Rumor has it that Microsoft is preparing to enact mass layoffs across its gaming division this July, following multiple reports out of Bloomberg plus recent comments made by new Xbox CEO Asha Sharma and Chief Content Officer Matt Booty. The Communications Workers of America Union, which represents thousands of video game employees at Microsoft and beyond, is preparing to negotiate for employee protections, while calling for transparency from executives and demanding basic dignity for developers.

Sharma and Booty laid the groundwork for layoffs in early June, with a memo marking the first 100 days of new Xbox leadership.

"We have found ourselves over-extended as we executed on changing strategies in a landscape of more readily available content," the pair wrote. Including the hard-fought acquisition of Activision Blizzard King, which cost Microsoft $69 billion in 2023, Xbox spent more than $89 billion in investments and studio support over the past five years, while the segment's annual revenue declined by nearly half a billion dollars, the memo stated.

"Going forward, this cannot continue," Sharma and Booty wrote, ominously. Bloomberg simultaneously reported that Xbox was planning substantial layoffs in July, right after the end of Microsoft's fiscal year. A few days later, reports emerged that Xbox was shuttering or selling off three of its studios, Double Fine, Ninja Theory and Compulsion Games.

During a media call on June 29, CWA offered a clear message for Xbox leadership.

"We're here to say this plainly: Those workers will not be treated as disposable," CWA District 9 Vice President Frank Arace said. He argued that "the money is there" to keep Xbox teams intact, but that executives are funneling it elsewhere with little care about the human or creative impact of layoffs.

UVW-CWA treasurer Sherveen Uduwana agreed, noting that Microsoft just raised its console prices for the third time this year, and CEO Satya Nadella personally made $96 million in 2025.

"There is no shortage of wealth in the games industry, especially if we're talking about Xbox, Sony, EA," Uduwana said, concluding that these multibillion-dollar organizations are choosing to not support their developers.

CWA represents roughly 3,500 workers across the video game industry and its membership numbers continue to grow. In 2023, roughly 300 QA workers at Microsoft subsidiary ZeniMax Online voted to unionize, forming the largest video game union at the time. Their contract with Microsoft was ratified in June 2025, including minimum salary requirements, a framework for wage increases and protections regarding the use of AI. Multiple studios across Xbox have followed suit, including Raven Software and several teams under the Blizzard umbrella, including Overwatch and Diablo workers.

Today, CWA is calling for Xbox executives to sit at the negotiating table in good faith, and respond to workers' demands for transparency, support and job security.

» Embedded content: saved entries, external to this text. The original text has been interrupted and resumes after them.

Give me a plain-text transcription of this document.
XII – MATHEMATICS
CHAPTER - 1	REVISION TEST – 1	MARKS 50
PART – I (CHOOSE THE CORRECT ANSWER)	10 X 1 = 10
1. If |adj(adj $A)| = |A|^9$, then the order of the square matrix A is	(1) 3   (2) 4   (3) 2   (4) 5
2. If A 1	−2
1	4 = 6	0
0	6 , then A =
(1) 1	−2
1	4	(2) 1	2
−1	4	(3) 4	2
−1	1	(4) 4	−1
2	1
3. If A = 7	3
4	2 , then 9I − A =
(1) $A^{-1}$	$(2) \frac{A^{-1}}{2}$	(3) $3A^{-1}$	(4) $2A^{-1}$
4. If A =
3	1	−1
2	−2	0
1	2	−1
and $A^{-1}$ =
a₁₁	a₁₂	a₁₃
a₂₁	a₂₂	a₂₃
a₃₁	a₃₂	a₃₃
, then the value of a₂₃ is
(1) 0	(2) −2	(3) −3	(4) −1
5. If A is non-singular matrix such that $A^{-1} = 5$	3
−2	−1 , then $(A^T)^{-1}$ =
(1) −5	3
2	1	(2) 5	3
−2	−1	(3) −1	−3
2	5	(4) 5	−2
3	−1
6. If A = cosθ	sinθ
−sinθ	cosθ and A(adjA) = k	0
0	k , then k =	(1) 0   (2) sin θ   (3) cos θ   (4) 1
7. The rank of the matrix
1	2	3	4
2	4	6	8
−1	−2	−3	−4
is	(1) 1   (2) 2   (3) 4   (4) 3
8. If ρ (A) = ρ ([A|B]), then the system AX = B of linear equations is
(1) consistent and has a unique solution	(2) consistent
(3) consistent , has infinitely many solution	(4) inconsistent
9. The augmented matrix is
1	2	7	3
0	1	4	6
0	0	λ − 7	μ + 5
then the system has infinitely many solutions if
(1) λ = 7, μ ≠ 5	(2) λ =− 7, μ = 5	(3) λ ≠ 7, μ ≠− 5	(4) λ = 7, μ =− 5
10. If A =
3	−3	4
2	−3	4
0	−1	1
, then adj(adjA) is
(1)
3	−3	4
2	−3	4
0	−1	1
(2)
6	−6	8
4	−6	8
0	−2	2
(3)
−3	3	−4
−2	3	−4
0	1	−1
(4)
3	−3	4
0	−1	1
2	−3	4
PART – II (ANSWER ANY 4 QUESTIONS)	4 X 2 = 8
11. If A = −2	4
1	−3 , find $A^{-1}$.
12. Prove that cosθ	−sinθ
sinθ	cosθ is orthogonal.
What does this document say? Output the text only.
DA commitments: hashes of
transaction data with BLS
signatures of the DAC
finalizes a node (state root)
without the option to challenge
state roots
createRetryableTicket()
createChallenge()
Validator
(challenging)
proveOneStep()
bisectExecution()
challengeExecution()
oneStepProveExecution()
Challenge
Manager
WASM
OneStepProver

Four Xbox employees and CWA members shared their experiences working under a latent threat of sudden layoffs and studio closures. Elder Scrolls Online encounter designer Morgan Goin lost years of accrued benefits when Xbox suddenly closed Arkane Austin and then waited a month before transferring some developers to ZeniMax. Even when teams hit their metrics and executives gushed over their games, Xbox canceled projects and shook up studios without warning, Goin said.

Blizzard story editor and franchise developer Alison Veneto said that with each round of layoffs, affected studios lose incredible talent and also years of institutional knowledge. She added that it's difficult to be creative with layoffs constantly looming and no defined rules dictating how mass firings should play out.

"Work with us," Veneto said, speaking directly to Microsoft. "Adopt meaningful layoff protections."

A common refrain was that Microsoft has shown little interest in actually negotiating with its unions, failing to give proper attention to meetings and leaving proposals on the table for months at a time. Unions representing workers at ZeniMax and other Microsoft studios have successfully won certain protections for all Xbox developers, but the basic framework around layoffs and studio closures still requires serious, good-faith attention, according to CWA.

"We're done paying for executives' failures," Activision QA tester Andrew Snell said.